As physicians, including hospitalists, focus on the now—getting the patient in front of them better—they may lose sight of the trends shaping their professional lives. Those trends, called “business drivers” occupy CEOs, CFOs, and other top managers who build strategies by understanding what drivers make organizations successful.
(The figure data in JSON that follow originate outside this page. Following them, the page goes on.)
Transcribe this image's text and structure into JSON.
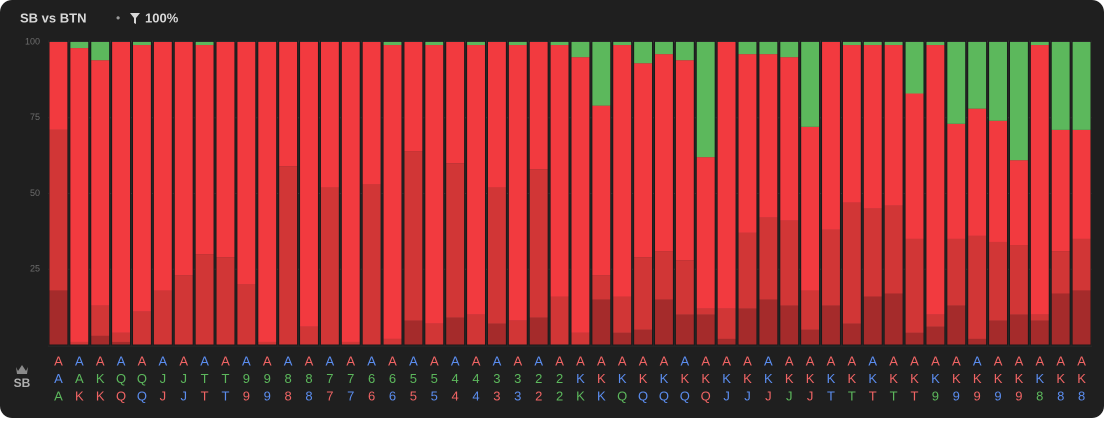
{
  "chart_data": {
    "type": "stacked_bar",
    "title": "SB vs BTN",
    "filter": "100%",
    "player_label": "SB",
    "ylim": [
      0,
      100
    ],
    "yticks": [
      25,
      50,
      75,
      100
    ],
    "grid": true,
    "categories": [
      [
        "A",
        "A",
        "A"
      ],
      [
        "A",
        "A",
        "K"
      ],
      [
        "A",
        "K",
        "K"
      ],
      [
        "A",
        "Q",
        "Q"
      ],
      [
        "A",
        "Q",
        "Q"
      ],
      [
        "A",
        "J",
        "J"
      ],
      [
        "A",
        "J",
        "J"
      ],
      [
        "A",
        "T",
        "T"
      ],
      [
        "A",
        "T",
        "T"
      ],
      [
        "A",
        "9",
        "9"
      ],
      [
        "A",
        "9",
        "9"
      ],
      [
        "A",
        "8",
        "8"
      ],
      [
        "A",
        "8",
        "8"
      ],
      [
        "A",
        "7",
        "7"
      ],
      [
        "A",
        "7",
        "7"
      ],
      [
        "A",
        "6",
        "6"
      ],
      [
        "A",
        "6",
        "6"
      ],
      [
        "A",
        "5",
        "5"
      ],
      [
        "A",
        "5",
        "5"
      ],
      [
        "A",
        "4",
        "4"
      ],
      [
        "A",
        "4",
        "4"
      ],
      [
        "A",
        "3",
        "3"
      ],
      [
        "A",
        "3",
        "3"
      ],
      [
        "A",
        "2",
        "2"
      ],
      [
        "A",
        "2",
        "2"
      ],
      [
        "A",
        "K",
        "K"
      ],
      [
        "A",
        "K",
        "K"
      ],
      [
        "A",
        "K",
        "Q"
      ],
      [
        "A",
        "K",
        "Q"
      ],
      [
        "A",
        "K",
        "Q"
      ],
      [
        "A",
        "K",
        "Q"
      ],
      [
        "A",
        "K",
        "Q"
      ],
      [
        "A",
        "K",
        "J"
      ],
      [
        "A",
        "K",
        "J"
      ],
      [
        "A",
        "K",
        "J"
      ],
      [
        "A",
        "K",
        "J"
      ],
      [
        "A",
        "K",
        "J"
      ],
      [
        "A",
        "K",
        "T"
      ],
      [
        "A",
        "K",
        "T"
      ],
      [
        "A",
        "K",
        "T"
      ],
      [
        "A",
        "K",
        "T"
      ],
      [
        "A",
        "K",
        "T"
      ],
      [
        "A",
        "K",
        "9"
      ],
      [
        "A",
        "K",
        "9"
      ],
      [
        "A",
        "K",
        "9"
      ],
      [
        "A",
        "K",
        "9"
      ],
      [
        "A",
        "K",
        "9"
      ],
      [
        "A",
        "K",
        "8"
      ],
      [
        "A",
        "K",
        "8"
      ],
      [
        "A",
        "K",
        "8"
      ]
    ],
    "suits": [
      "rbg",
      "bgr",
      "rgr",
      "bgr",
      "rgb",
      "bgr",
      "rgb",
      "bgr",
      "rgb",
      "bgr",
      "rgb",
      "bgr",
      "rgb",
      "bgr",
      "rgb",
      "bgr",
      "rgb",
      "bgr",
      "rgb",
      "bgr",
      "rgb",
      "bgr",
      "rgb",
      "bgr",
      "rgg",
      "rbg",
      "rrb",
      "rbg",
      "rrb",
      "rbb",
      "brb",
      "rrr",
      "rbb",
      "rrb",
      "bbr",
      "rrg",
      "rrr",
      "rbb",
      "rrg",
      "bbr",
      "rrg",
      "rrr",
      "rbg",
      "rrb",
      "brr",
      "rrb",
      "rrr",
      "rbg",
      "rrb",
      "rrb"
    ],
    "suit_colors": {
      "r": "#f06464",
      "b": "#5b8def",
      "g": "#5cb85c"
    },
    "series": [
      {
        "color": "#a52b2b",
        "values": [
          18,
          0,
          3,
          1,
          0,
          0,
          0,
          0,
          0,
          0,
          0,
          0,
          0,
          0,
          0,
          0,
          0,
          8,
          0,
          9,
          0,
          7,
          0,
          9,
          0,
          0,
          15,
          4,
          5,
          15,
          10,
          10,
          2,
          12,
          15,
          13,
          5,
          13,
          7,
          16,
          17,
          4,
          6,
          13,
          2,
          8,
          10,
          8,
          17,
          18
        ]
      },
      {
        "color": "#d13636",
        "values": [
          53,
          1,
          10,
          3,
          11,
          18,
          23,
          30,
          29,
          20,
          1,
          59,
          6,
          52,
          1,
          53,
          2,
          56,
          7,
          51,
          10,
          45,
          8,
          49,
          16,
          4,
          8,
          12,
          24,
          16,
          18,
          2,
          10,
          25,
          27,
          28,
          13,
          25,
          40,
          29,
          29,
          31,
          4,
          22,
          34,
          26,
          23,
          2,
          14,
          17
        ]
      },
      {
        "color": "#f23a3f",
        "values": [
          29,
          97,
          81,
          96,
          88,
          82,
          77,
          69,
          71,
          80,
          99,
          41,
          94,
          48,
          99,
          47,
          97,
          36,
          92,
          40,
          89,
          48,
          91,
          42,
          83,
          91,
          56,
          83,
          64,
          65,
          66,
          50,
          88,
          59,
          54,
          54,
          54,
          62,
          52,
          54,
          53,
          48,
          89,
          38,
          42,
          40,
          28,
          89,
          40,
          36
        ]
      },
      {
        "color": "#5cb85c",
        "values": [
          0,
          2,
          6,
          0,
          1,
          0,
          0,
          1,
          0,
          0,
          0,
          0,
          0,
          0,
          0,
          0,
          1,
          0,
          1,
          0,
          1,
          0,
          1,
          0,
          1,
          5,
          21,
          1,
          7,
          4,
          6,
          38,
          0,
          4,
          4,
          5,
          28,
          0,
          1,
          1,
          1,
          17,
          1,
          27,
          22,
          26,
          39,
          1,
          29,
          29
        ]
      }
    ]
  }
}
It’s not an easy job. Even the Delphic Oracle might have trouble divining which of the myriad competing drivers will make a hospital better and more profitable than its rivals. Take your pick: Sluggish inpatient volumes, shifts to outpatient procedures, high construction costs, expensive new technologies, an aging population, and consumer-driven care are among the business drivers currently on managers’ minds. (See “Trend Spotters,” p. 48.)
Michael Guthrie, MD, MBA, an executive-in-residence at the University of Colorado, School of Business (Boulder), Health Administration and a presenter at SHM’s September 2005 Leadership Conference in Vail, Colo., sees our aging population as a key business driver shaping hospital and physician livelihoods.
“The aging population and the shift to consumerism in healthcare are definitely on the hospital CEO’s mind,” he says. “Hospitalists need to understand how patient satisfaction drives market share and is highly correlated with the hospital’s business objectives.” By extension, hospitalists’ key metrics, such as compliance with Medicare core measures, reducing length of stay (LOS), and costs per case, mesh well with administration’s.
Keeping the CEO’s need to enhance the organization’s reputation and growth in mind, Dr. Guthrie suggests that hospitalists have their hands full. By focusing on measuring quality, providing the 24/7 coverage that patients want and the hospital needs and finding ways to decrease LOS and costs per case, their interests and those of the hospital’s align.
“Based on their conversations and observations of the hospital’s senior managers, hospitalists can figure out what business drivers are preoccupying them,” adds Dr. Guthrie.
Smart hospitalists can significantly boost their hospital’s bottom line according to Tom Hochhausler, Deloitte & Touche USA LLP’s partner of Life Sciences and Health Care Practice and director of the firm’s biennial survey on trends concerning hospital CEOs. Hochhausler says that with hospitals operating on razor-thin margins, hospitalists can increase their value to hospital CEOs and CFOs by improving communication among clinical staff, better adherence to guidelines, and shortening LOS. “They also have some of the best insights into improving quality in hospitals and are powerful teachers of interns and residents,” he adds. (See “What Worries Hospital CEOs,” at left.)
The difficult part for hospitalists is keeping focused on the hospital’s big picture while doing their jobs. For example, Michael Freed, CFO of Grand Rapids, Mich.-based Spectrum Health, ponders the financial aspects of a huge integrated delivery system with seven hospitals, 12,000 employees, a medical staff of 1,400 and a $2.1 billion budget. Rather than day-to-day concerns he focuses on the future—not one year, but five to 10 years ahead.